1. Field of the Invention
The present invention relates to voltage regulation circuits and methods, an in particular, to DC-to-DC voltage conversion circuits and methods.
2. Related Art
In switching mode power supply systems, current limiting has two main purposes. The first is to protect circuit components from electrical overstress, and the second is to keep the system operating temperature within a specified range. Accordingly, if the current limiting is not accurate, over sized components and/or heat sinks are required to handle additional power dissipation. Alternatively, the power rating of the power supply must be limited.
However, operating temperature is not related so much to the peak output current as it is to the root mean square (RMS) current, which, in most designs, approximates the average current. In any event, regardless of the average current produced, the power devices (e.g., the switching transistors and output inductor) need to operate in the defined safe operating area (SOA). Accordingly, instantaneous current sensing methods, such as peak or valley current sensing, are generally used.
Unfortunately, the relationship between peak or valley current and the average current is not constant.
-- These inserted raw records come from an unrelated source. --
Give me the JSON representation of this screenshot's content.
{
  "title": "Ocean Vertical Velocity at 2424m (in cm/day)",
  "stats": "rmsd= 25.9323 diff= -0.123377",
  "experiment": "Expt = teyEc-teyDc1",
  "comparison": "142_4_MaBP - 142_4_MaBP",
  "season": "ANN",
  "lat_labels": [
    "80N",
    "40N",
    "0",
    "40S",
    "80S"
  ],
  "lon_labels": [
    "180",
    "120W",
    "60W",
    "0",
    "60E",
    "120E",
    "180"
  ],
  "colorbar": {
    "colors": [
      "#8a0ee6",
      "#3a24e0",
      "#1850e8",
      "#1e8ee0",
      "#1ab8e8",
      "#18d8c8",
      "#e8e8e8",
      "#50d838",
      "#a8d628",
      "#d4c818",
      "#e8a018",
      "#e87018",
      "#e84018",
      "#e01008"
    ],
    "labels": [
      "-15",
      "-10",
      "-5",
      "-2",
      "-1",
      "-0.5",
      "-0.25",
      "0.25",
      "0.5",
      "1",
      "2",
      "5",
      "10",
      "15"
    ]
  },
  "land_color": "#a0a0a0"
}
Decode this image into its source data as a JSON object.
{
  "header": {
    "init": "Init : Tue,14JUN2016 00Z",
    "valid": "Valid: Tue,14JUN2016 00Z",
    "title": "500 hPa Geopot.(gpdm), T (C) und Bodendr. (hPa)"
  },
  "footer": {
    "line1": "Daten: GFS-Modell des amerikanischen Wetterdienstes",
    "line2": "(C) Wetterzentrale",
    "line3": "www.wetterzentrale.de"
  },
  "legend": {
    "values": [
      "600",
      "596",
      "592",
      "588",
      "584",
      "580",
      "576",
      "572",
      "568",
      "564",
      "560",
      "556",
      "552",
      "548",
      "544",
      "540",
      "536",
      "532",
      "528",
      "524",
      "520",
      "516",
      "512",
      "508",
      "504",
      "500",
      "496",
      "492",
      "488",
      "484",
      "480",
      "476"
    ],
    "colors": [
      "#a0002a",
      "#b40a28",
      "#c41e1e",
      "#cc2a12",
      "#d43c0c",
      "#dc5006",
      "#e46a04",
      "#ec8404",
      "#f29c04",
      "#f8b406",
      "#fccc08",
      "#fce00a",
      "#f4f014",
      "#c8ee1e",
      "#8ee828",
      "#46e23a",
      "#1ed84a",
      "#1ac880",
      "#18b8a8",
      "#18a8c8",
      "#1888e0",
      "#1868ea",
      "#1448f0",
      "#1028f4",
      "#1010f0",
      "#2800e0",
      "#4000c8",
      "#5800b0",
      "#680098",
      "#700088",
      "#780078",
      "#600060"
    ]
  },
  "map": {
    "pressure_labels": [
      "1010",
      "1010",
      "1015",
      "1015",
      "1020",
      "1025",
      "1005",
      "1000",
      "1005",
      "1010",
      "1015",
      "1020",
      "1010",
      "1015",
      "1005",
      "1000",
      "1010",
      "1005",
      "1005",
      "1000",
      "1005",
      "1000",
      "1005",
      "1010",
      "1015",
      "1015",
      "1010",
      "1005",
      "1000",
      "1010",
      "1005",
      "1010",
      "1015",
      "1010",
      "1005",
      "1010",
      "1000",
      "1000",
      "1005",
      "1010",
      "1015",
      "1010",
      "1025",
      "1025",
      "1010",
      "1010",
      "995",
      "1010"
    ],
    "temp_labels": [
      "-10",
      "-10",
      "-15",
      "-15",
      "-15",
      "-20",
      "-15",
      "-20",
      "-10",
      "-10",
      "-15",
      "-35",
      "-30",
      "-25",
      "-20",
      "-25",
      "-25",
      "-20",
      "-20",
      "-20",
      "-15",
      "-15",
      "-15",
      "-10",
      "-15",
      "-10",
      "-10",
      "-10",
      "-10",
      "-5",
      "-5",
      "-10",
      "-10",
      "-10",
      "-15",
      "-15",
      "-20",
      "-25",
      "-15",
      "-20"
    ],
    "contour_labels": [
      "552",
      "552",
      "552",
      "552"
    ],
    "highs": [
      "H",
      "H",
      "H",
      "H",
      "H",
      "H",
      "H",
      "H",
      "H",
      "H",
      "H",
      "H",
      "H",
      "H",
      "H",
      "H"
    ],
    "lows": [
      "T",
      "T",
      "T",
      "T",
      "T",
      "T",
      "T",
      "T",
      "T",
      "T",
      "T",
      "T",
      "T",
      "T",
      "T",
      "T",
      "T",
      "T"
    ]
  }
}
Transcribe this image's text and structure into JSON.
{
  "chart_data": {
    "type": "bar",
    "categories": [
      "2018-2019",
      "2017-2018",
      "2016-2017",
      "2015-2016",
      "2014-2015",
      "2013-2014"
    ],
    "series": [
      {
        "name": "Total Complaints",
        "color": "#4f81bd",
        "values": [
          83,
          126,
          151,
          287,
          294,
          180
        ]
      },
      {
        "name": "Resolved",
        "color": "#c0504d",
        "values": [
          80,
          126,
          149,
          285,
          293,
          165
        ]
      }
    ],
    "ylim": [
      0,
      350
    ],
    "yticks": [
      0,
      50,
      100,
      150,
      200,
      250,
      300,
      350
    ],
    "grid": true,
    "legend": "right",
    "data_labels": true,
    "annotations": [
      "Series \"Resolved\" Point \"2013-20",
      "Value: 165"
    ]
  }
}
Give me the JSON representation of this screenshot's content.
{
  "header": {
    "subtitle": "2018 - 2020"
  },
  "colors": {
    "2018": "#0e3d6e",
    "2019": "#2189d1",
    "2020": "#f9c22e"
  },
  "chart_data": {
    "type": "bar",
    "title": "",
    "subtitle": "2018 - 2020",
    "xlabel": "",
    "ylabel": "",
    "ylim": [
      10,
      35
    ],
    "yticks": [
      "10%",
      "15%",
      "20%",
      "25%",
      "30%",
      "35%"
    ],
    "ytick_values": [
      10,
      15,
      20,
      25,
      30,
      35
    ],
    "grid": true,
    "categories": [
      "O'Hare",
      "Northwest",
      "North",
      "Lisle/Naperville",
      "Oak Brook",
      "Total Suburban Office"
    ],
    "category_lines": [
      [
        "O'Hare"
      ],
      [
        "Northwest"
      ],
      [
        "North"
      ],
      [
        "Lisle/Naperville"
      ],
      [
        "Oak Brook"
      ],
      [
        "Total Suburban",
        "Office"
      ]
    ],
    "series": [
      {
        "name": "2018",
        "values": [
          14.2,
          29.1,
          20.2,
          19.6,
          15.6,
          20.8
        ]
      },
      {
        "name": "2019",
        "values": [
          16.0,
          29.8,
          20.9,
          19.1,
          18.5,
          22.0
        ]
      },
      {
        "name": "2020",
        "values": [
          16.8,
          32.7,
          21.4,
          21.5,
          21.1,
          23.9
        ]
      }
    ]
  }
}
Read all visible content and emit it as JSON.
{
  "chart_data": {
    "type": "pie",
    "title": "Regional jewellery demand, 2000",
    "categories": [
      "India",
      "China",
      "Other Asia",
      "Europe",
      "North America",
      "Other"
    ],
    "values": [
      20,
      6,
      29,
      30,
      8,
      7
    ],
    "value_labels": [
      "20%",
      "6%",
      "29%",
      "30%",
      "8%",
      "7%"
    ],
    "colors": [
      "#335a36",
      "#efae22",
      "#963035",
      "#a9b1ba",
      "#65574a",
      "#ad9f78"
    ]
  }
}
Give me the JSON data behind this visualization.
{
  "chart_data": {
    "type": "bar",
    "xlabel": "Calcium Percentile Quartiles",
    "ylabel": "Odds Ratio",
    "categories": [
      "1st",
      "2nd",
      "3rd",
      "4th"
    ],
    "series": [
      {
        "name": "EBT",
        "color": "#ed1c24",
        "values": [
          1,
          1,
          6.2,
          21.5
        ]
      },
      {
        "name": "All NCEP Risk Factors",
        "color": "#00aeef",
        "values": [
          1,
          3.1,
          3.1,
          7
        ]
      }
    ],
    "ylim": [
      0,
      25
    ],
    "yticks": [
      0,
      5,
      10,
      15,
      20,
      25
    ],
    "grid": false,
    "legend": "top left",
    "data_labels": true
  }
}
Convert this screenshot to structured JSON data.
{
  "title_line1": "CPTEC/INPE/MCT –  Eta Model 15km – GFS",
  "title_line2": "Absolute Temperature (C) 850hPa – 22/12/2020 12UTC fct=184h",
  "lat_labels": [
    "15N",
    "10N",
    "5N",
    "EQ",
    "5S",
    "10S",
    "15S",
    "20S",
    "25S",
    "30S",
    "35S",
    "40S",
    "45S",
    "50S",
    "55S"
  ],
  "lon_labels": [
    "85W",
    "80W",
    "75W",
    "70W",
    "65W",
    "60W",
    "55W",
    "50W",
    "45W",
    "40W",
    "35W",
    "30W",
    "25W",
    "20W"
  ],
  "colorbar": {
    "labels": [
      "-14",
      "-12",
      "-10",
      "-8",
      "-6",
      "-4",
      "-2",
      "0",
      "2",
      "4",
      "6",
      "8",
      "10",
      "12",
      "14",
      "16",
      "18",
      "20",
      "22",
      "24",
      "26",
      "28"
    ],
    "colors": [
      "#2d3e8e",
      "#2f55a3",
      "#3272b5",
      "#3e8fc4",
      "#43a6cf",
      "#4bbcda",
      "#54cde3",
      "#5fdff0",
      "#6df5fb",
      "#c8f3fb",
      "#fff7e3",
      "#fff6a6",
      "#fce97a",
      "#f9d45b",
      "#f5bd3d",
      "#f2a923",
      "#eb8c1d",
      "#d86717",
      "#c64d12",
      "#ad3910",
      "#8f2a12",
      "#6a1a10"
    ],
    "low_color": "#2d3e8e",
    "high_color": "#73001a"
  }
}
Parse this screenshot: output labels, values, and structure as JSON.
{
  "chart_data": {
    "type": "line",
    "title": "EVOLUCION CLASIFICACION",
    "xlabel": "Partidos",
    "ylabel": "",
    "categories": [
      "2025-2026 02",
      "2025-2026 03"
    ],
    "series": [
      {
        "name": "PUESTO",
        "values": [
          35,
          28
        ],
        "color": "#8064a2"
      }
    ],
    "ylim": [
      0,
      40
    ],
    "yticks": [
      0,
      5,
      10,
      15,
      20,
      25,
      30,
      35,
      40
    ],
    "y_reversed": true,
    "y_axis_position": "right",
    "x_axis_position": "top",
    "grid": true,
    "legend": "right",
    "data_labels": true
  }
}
Ripple variation affects the accuracy of using conventional average current sensing techniques to limit the output current. Factors affecting the ripple include input voltage, output voltage, filter inductance and switching frequency. Input voltage and switching frequency variations are often a requirement and offering higher tolerances may provide a competitive advantage. Therefore, there is incentive to allow output current ripple to vary by more than 50%, thereby often requiring an overdesigned system, including more expensive switching transistors.
Accordingly, there is a need for a current limiting technique that delivers better accuracy by reducing sensitivity to the voltages and the circuit elements and parameters affecting ripple, while maintaining instantaneous SOA protection.